The regional run will include many of the same provisions. However, Roeth acknowledged that coming up with criteria to measure the performance is more difficult this time.
“One of the biggest challenges for us is how do we measure them,” he told FreightWaves. “We have participants that are going out 300 miles and coming back, like UPS because that is how its trucks typically run … and then there are going to be others that will have five or six drops. So that’s quite a bit different. We know there is much more diversity in how regional haul operates.”
Roeth said that NACFE will provide plenty of data from the run, but how that data segments is unclear at this point. Like its predecessor, Run on Less Regional will feature real-time monitoring of a number of factors including miles traveled, fuel consumed, pickups and deliveries, elevation change and vehicle speed among others.
The fleets themselves, in some cases, are still undecided on which drivers will participate and what application may be best. For instance, Roeth said PepsiCo has not decided yet whether its truck will be hauling beverages or snack foods – a huge weight discrepancy.
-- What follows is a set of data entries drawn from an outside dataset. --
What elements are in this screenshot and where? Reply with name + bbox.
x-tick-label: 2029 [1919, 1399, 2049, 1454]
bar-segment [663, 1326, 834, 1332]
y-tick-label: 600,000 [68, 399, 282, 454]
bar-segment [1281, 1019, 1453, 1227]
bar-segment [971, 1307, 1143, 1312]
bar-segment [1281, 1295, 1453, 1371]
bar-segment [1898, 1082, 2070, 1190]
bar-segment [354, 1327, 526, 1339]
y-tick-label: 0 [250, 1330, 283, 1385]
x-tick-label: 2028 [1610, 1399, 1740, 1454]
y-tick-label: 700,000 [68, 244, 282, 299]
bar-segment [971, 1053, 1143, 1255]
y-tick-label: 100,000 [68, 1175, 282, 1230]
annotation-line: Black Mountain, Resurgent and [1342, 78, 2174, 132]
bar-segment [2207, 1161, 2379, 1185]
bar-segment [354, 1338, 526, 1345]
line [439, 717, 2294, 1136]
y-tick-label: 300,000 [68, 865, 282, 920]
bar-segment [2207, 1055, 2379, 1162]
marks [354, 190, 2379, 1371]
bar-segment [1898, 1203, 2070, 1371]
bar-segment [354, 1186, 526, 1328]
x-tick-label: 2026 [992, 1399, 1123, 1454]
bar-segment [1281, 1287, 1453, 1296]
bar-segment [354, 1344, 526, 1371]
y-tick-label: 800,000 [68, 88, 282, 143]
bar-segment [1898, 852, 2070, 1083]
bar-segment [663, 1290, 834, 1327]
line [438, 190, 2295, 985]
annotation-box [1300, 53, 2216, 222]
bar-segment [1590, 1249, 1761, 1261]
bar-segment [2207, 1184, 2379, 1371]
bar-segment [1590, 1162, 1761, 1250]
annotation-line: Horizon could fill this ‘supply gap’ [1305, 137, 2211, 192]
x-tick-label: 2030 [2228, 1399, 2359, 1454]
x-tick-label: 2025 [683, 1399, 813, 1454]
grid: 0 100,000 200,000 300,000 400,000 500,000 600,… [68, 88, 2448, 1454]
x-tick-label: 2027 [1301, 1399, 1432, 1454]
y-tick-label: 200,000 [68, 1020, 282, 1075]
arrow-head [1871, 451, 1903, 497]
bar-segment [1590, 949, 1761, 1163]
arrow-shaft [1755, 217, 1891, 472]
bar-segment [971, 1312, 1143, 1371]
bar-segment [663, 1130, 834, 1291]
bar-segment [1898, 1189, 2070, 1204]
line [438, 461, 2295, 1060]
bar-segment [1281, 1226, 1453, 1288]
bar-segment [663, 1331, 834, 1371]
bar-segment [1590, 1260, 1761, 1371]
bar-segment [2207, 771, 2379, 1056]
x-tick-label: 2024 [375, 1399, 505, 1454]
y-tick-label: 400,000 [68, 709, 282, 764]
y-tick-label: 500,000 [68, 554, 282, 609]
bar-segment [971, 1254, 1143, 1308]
“Over the next couple of weeks and months, we will work with the fleets and get to know them,” Roeth said.
Varied duty cycles
The fleet trucks will likely see a variety of conditions, from highway driving to urban and suburban driving. The only requirements at this point are that the runs stay within a 300-mile geofenced area and any technologies used on the vehicles are readily available in the marketplace.
Shell has returned as the title sponsor. It will be joined by PepsiCo, Geotab, EPA SmartWay, LinkeDrive and the U.S. Department of Energy’s National Renewable Energy Laboratory and Oak Ridge National Laboratory as event sponsors.
“Shell consistently works to raise awareness about the energy challenge facing society. Whether supporting increased fuel efficiency or the adoption of alternative fuels, initiatives such as Run on Less Regional are a great way to showcase the advances in technology that help deliver fuel economy gains. We are proud to sponsor this event and wish all 10 regional fleets a safe, efficient run this October,” said Annie Peter, fleet sector marketing manager at Shell Lubricants.
With so much additional focus on regional haul as supply chains shrink, now is a good time to conduct this challenge. Regional fleets, like their long-haul brethren, have increased their focus on operational excellence to garner more business.
“Despite the shortened length of haul and operating in congested areas with more freight pickup and deliveries, fleets in regional operation strive to operate as efficiently as possible. Run on Less Regional will give us the opportunity to showcase the technologies and practices that allow us to deliver goods in a time-sensitive manner and get our drivers home on a regular basis,” said Tanya Morrow, president of Ploger Transportation.
Roeth noted that the 10 fleets in this run represent an interesting cross-section of regional fleets – three are private carriers, three are traditional regional haul fleets, and two more – J.B. Hunt and Schneider – represent large asset-based carriers that have expanded into regional haul in recent years.
“We are excited to be part of Run on Less Regional,” Chris Trajkovski, vice president of transportation, fleet maintenance & assets at C&S Wholesale Grocers, said. “We look forward to demonstrating how the best of the best operate in this competitive and growing part of the trucking industry.”